I don't think it would have been any better to have lied would it?

I'd have at least gone for deflection "oh im not sure their DM would want that, wouldn't she wants them to go to her Mom", "oh I'm not sure Dsc Wouldn't want to go to great aunt magda!" rather than a "hell no, the kids will GO!"

How old are the kids? Grandparents? You said he has little family, she has some but dep on ages they may not be capable of taking the kids on. Would you rather they were taken into care than stay with you?

DumbPrinceAndHisStupidWife · 14/04/2023 11:14

BellaJuno · 14/04/2023 11:10

I think it’s natural for him to be upset at your stance. I also think it’s fine for you not to want to take on some responsiblity for children that aren’t biologically yours. It’s scenarios like this that confirm my view that I’d never start a relationship with someone with children under the age of 18 as I know what I’m prepared to do for other people’s children and what I’m not.

And that is a perfectly reasonable stance- same as me- I wouldn't choose to take on the role of stepparent- I don't think it's fair on the children involved in the vast majority of cases.

GroundFogDay · 14/04/2023 11:14

Notamum12345577 · 14/04/2023 11:13

So they live with you both now?

No, at the moment they live between both houses 50:50. It's just a hypothetical situation.

OP posts:
OoooohMatron · 14/04/2023 11:15

YABU. It baffles me why people who think like this choose to get together with someone who already has children.

GroundFogDay · 14/04/2023 11:15

SleepingStandingUp · 14/04/2023 11:14

I'd have at least gone for deflection "oh im not sure their DM would want that, wouldn't she wants them to go to her Mom", "oh I'm not sure Dsc Wouldn't want to go to great aunt magda!" rather than a "hell no, the kids will GO!"

How old are the kids? Grandparents? You said he has little family, she has some but dep on ages they may not be capable of taking the kids on. Would you rather they were taken into care than stay with you?

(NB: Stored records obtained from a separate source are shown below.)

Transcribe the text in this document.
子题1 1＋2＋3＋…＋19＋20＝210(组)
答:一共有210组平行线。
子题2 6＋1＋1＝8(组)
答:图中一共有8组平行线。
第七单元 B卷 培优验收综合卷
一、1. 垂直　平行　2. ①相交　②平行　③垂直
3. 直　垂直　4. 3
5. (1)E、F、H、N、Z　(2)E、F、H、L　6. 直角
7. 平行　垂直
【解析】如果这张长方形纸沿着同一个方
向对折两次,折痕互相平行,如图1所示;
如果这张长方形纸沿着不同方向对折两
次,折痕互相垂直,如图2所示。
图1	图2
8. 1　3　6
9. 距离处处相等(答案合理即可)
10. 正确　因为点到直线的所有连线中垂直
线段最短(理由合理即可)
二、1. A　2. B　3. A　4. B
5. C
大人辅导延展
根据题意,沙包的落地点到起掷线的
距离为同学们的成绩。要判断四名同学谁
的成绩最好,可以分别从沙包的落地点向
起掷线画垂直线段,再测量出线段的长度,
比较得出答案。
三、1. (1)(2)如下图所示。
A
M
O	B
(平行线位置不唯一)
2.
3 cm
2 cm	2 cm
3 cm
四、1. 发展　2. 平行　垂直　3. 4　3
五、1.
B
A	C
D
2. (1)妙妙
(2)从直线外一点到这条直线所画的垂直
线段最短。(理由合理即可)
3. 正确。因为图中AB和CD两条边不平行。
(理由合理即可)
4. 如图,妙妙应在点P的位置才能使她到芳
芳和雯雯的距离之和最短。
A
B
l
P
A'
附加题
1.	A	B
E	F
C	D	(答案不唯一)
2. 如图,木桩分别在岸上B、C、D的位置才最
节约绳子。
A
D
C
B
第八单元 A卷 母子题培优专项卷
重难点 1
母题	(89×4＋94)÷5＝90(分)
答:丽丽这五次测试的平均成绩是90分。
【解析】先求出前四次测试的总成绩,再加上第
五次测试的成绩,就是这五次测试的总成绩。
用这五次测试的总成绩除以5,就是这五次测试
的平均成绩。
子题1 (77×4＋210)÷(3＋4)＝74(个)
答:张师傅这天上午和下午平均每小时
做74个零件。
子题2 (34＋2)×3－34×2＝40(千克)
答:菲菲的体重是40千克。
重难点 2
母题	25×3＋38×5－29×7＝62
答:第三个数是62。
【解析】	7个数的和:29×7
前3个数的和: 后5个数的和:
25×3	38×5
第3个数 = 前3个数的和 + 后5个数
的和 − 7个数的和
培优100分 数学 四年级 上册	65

I obviously didn't say 'hell no, the kids can go' 😂 I said I'd assume they'd go to mums family not me and I wouldn't want to take on the responsibility of two more kids overnight by myself.

OP posts:
Isiteveningyet · 14/04/2023 11:18

I am struggling to grasp why you can’t see why he’s upset? And why you’re being rather offensive and calling him ridiculous. It’s a complete lack of empathy and a rather concerning response to your own husband. Bit unpleasant.

Limetart · 14/04/2023 11:18

I don't think it's wrong not to want to raise other people dc. However I would have answered along the lines of whatever was best for the dc in that situation.

GroundFogDay · 14/04/2023 11:18

And obviously things may have been better if we'd had an actual discussion about it properly but this was just thrown at me randomly in the middle of a pretty light conversation, I wasn't expecting it and just answered honestly.